Aktivis Desak Presiden Tindak Dugaan Intervensi Lelang di Kabupaten Bogor
Penulis: Erwin Lubis
Dugaan intervensi dalam proses lelang pengadaan barang dan jasa di lingkungan Pemerintah Kabupaten Bogor kembali mendapat sorotan publik. Syam, aktivis pemerhati kebijakan pemerintah asal Cibinong, menyatakan akan melaporkan persoalan tersebut kepada Presiden.
HITVBERITA.COM | Bogor — Maraknya pemberitaan media serta aksi unjuk rasa di Unit Layanan Pengadaan Barang dan Jasa (ULPBJ) Kabupaten Bogor dinilai menguatkan dugaan adanya pihak tertentu yang mengatur jalannya proses lelang. Informasi yang beredar menyebut, sejumlah satuan kerja perangkat daerah (SKPD) diarahkan agar pemenang lelang jatuh kepada pihak yang telah ditentukan dengan restu seseorang berinisial “S”.
Menurut Syam, persoalan itu tidak semestinya berhenti pada figur “S” semata. Ia menegaskan, dugaan intervensi lelang tersebut lebih mungkin melibatkan aktor intelektual lain yang memiliki pengaruh kuat.
“Kalau kita berpikir logis, inisial S tidak mungkin mampu berjalan sendiri dalam memengaruhi pejabat di Kabupaten Bogor. Ia bukan figur asli Bogor, bahkan baru belakangan tinggal di sini. Artinya, pasti ada kekuatan lain yang menjadi mentor di baliknya,” kata Syam, Jumat (12/9/2025).
Ia menambahkan, keberadaan aktor intelektual itu patut dicermati serius. Menurutnya, kekuatan tersebut memiliki kemampuan mengendalikan jalannya proses lelang hingga menyeret SKPD.
Situasi semacam ini, lanjut Syam, dapat menjadi bumerang yang merugikan citra pemerintah daerah bila tidak segera ditangani.

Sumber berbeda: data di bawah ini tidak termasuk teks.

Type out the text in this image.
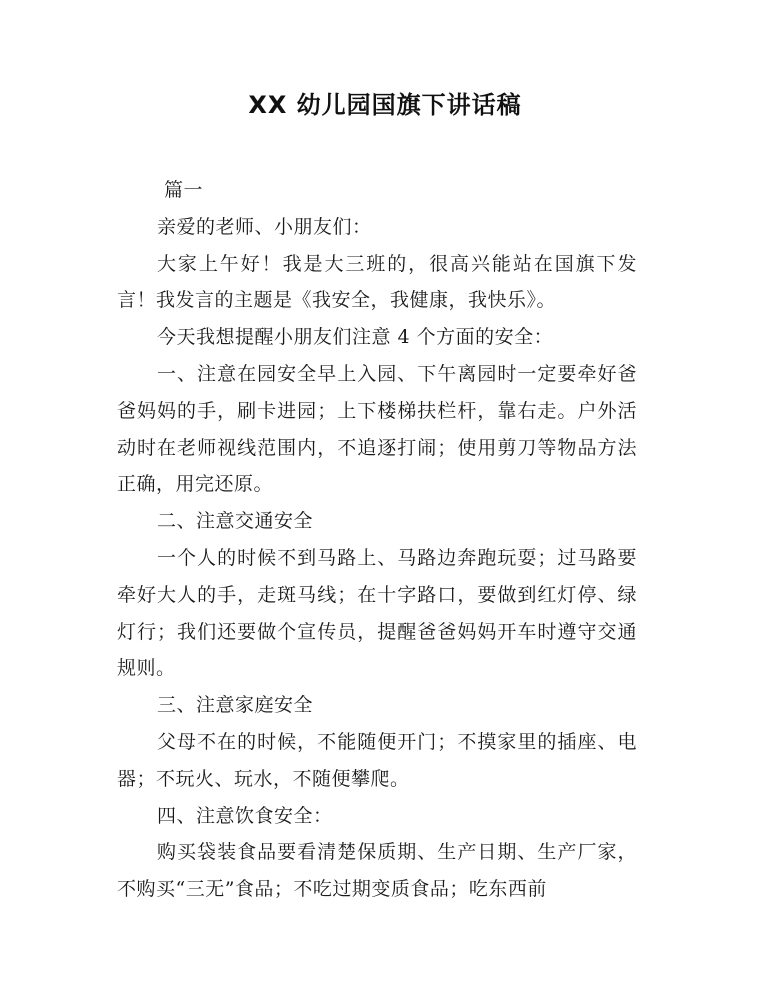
XX 幼儿园国旗下讲话稿

篇一

亲爱的老师、小朋友们：

大家上午好！我是大三班的，很高兴能站在国旗下发言！我发言的主题是《我安全，我健康，我快乐》。

今天我想提醒小朋友们注意 4 个方面的安全：

一、注意在园安全早上入园、下午离园时一定要牵好爸爸妈妈的手，刷卡进园；上下楼梯扶栏杆，靠右走。户外活动时在老师视线范围内，不追逐打闹；使用剪刀等物品方法正确，用完还原。

二、注意交通安全

一个人的时候不到马路上、马路边奔跑玩耍；过马路要牵好大人的手，走斑马线；在十字路口，要做到红灯停、绿灯行；我们还要做个宣传员，提醒爸爸妈妈开车时遵守交通规则。

三、注意家庭安全

父母不在的时候，不能随便开门；不摸家里的插座、电器；不玩火、玩水，不随便攀爬。

四、注意饮食安全：

购买袋装食品要看清楚保质期、生产日期、生产厂家，不购买“三无”食品；不吃过期变质食品；吃东西前
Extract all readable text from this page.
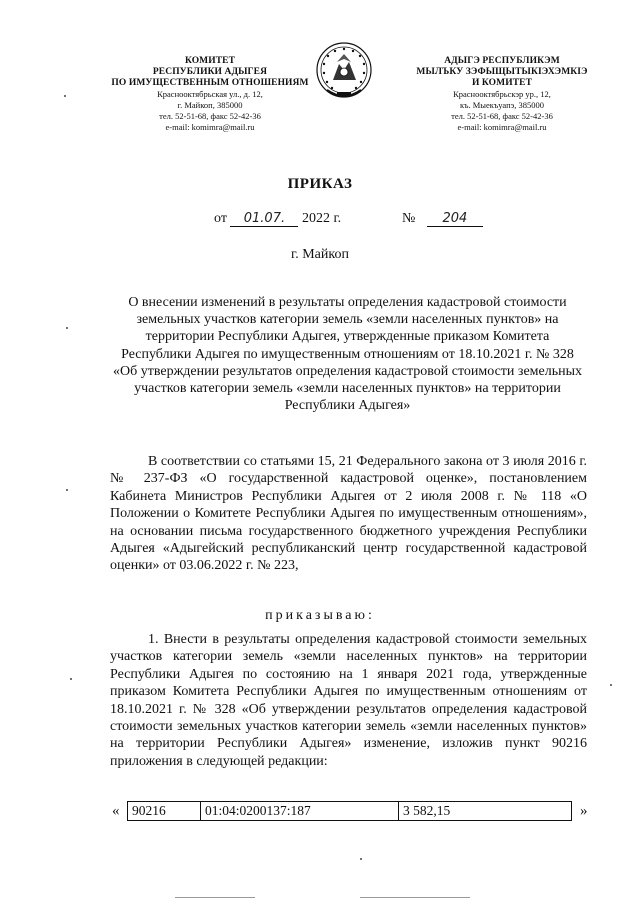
КОМИТЕТ
РЕСПУБЛИКИ АДЫГЕЯ
ПО ИМУЩЕСТВЕННЫМ ОТНОШЕНИЯМ
Краснооктябрьская ул., д. 12,
г. Майкоп, 385000
тел. 52-51-68, факс 52-42-36
e-mail: komimra@mail.ru
АДЫГЭ РЕСПУБЛИКЭМ
МЫЛЪКУ ЗЭФЫЩЫТЫКIЭХЭМКIЭ
И КОМИТЕТ
Краснооктябрьскэр ур., 12,
къ. Мыекъуапэ, 385000
тел. 52-51-68, факс 52-42-36
e-mail: komimra@mail.ru
ПРИКАЗ
от 01.07. 2022 г.	№ 204
г. Майкоп
О внесении изменений в результаты определения кадастровой стоимости земельных участков категории земель «земли населенных пунктов» на территории Республики Адыгея, утвержденные приказом Комитета Республики Адыгея по имущественным отношениям от 18.10.2021 г. № 328 «Об утверждении результатов определения кадастровой стоимости земельных участков категории земель «земли населенных пунктов» на территории Республики Адыгея»
В соответствии со статьями 15, 21 Федерального закона от 3 июля 2016 г. № 237-ФЗ «О государственной кадастровой оценке», постановлением Кабинета Министров Республики Адыгея от 2 июля 2008 г. № 118 «О Положении о Комитете Республики Адыгея по имущественным отношениям», на основании письма государственного бюджетного учреждения Республики Адыгея «Адыгейский республиканский центр государственной кадастровой оценки» от 03.06.2022 г. № 223,
приказываю:
1. Внести в результаты определения кадастровой стоимости земельных участков категории земель «земли населенных пунктов» на территории Республики Адыгея по состоянию на 1 января 2021 года, утвержденные приказом Комитета Республики Адыгея по имущественным отношениям от 18.10.2021 г. № 328 «Об утверждении результатов определения кадастровой стоимости земельных участков категории земель «земли населенных пунктов» на территории Республики Адыгея» изменение, изложив пункт 90216 приложения в следующей редакции:
« 90216	01:04:0200137:187	3 582,15	»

Syam mendesak Bupati Bogor Rudy Susmanto untuk bersikap tegas dan tidak lamban merespons persoalan itu. Ia menilai, marwah birokrasi dan kepercayaan publik dipertaruhkan.
“Bupati harus memberi perintah jelas agar tidak ada ruang dimainkan oleh pihak tertentu demi kepentingan pribadi atau kelompok. Tugas sosial kontrol memang penuh risiko, termasuk pembunuhan karakter. Namun, kedaulatan ada di tangan rakyat, bukan di tangan mereka,” ujarnya.
Syam juga mengingatkan, pola intervensi, intimidasi, hingga pembunuhan karakter yang terjadi belakangan mengingatkan pada praktik mafia kolusi, korupsi, dan nepotisme (KKN) di masa Orde Baru.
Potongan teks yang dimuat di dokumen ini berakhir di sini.